Le ludique, le cérémoniel, le déguisement, l’inquiétant, sont bien portés par les deux comédiennes : effets -miroir, brouillage des identités, jeu furtif, gestes suspendus, une impression d’alcôve et de feutré. A un moment, Solange et Claire ne savent plus même qui elles sont et s’épuisent, elles ne sont plus capables d’arrêter le jeu. Claire en mourra, en buvant, avec détermination et lucidité, le tilleul qui ne lui était pas destiné.
L’arrivée de Madame en tenue léopard, sorte de Cruella d’Enfer descendue des écrans, est un peu plus que ne le demande Genet dans sa préface : « une dame un peu cocotte, un peu bourgeoise ». Elle est ici dans la caricature. Mais était-ce bien nécessaire ? Assurance, grandiloquence, démagogie, pourquoi en rajouter, le texte y suffit : « Tout, mais tout ! ce qui vient de la cuisine est crachat » ! « Vous êtes un peu mes filles »… « D’ailleurs, que vous manque-t-il ? »… « On s’encombre inutilement. Il y a trop de fleurs c’est mortel ». Les hommes sont les absents, mais on en parle, petits règlements de comptes à la clé : Mario le laitier, nourrit les rêves de l’une et/ou de l’autre ; l’amant de Madame, absent principal, dénoncé par Claire et Solange, est en prison pour vol. Croisement de styles.

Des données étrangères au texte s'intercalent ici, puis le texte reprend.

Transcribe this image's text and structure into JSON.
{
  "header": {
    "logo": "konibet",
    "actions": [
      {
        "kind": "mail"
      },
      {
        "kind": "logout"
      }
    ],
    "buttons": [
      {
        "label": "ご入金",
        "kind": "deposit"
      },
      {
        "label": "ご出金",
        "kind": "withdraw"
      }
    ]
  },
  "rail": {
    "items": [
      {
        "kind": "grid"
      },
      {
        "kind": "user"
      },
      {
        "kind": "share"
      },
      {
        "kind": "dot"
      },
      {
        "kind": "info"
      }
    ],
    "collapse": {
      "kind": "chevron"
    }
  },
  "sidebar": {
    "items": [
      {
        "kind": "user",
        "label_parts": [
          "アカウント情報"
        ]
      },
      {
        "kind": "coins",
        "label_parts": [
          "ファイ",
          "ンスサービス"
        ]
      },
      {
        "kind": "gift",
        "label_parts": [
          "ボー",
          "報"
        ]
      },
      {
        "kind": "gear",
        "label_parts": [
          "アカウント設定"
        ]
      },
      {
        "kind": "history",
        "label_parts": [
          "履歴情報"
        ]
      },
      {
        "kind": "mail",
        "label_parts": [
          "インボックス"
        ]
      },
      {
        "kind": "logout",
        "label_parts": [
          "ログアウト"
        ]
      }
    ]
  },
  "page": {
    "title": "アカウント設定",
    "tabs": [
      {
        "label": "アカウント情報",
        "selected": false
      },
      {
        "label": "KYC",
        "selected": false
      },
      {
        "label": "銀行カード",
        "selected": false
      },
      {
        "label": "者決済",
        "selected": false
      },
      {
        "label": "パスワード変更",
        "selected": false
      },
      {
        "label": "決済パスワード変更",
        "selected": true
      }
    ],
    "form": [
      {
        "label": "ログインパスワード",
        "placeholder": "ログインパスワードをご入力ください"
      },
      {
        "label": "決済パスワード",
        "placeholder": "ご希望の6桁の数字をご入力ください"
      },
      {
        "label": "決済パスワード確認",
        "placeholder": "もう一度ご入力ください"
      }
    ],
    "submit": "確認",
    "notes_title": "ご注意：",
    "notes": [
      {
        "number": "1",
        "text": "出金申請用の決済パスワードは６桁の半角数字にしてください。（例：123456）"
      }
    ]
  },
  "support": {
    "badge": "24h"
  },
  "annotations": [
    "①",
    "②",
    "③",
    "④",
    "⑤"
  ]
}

Puis le mécanisme se dérègle : Claire se farde, la clé du secrétaire a bougé, le réveil est déplacé, Madame s’en aperçoit. L’étau se resserre et tout s’achemine vers la terreur d’être démasquées, laissant place à une sorte d’anomie chez les deux Bonnes et règlements de comptes entre sœurs. Solange dit à Claire : « Tu pourras continuer en prison à faire ta souveraine, ta Marie-Antoinette, te promener la nuit dans l’appartement »…« Claire, je te hais ». « Je te le rends bien », dit-elle. Exorcisme, décompensation, déstructuration. « Que je parle, que je me vide ». Ce moment de dérèglement est ici intéressant, ambigu, jusqu’au passage à l’acte, final.
Mi-réalistes, mi-stylisées, la scénographie et les lumières de Jacques-Benoît Dardant nous mènent de la soupente aux appartements de Madame : deux lits, au besoin, se transformant en un seul ; une fenêtre permettant des jeux de lumière, et quelques robes, suspendues.
Etrangeté, irréalité, violences, sont au cœur de cette pièce où l’onirique côtoie le tragique, où rythmes et tempos passent du vivace au subito, de l’expressivo au staccato, ponctuant une théâtralisation qui n’est pas simple à orchestrer !
Brigitte Rémer
Théâtre du Lucernaire, du 11 juillet au 1er septembre, à 18h30, sauf dimanche et lundi.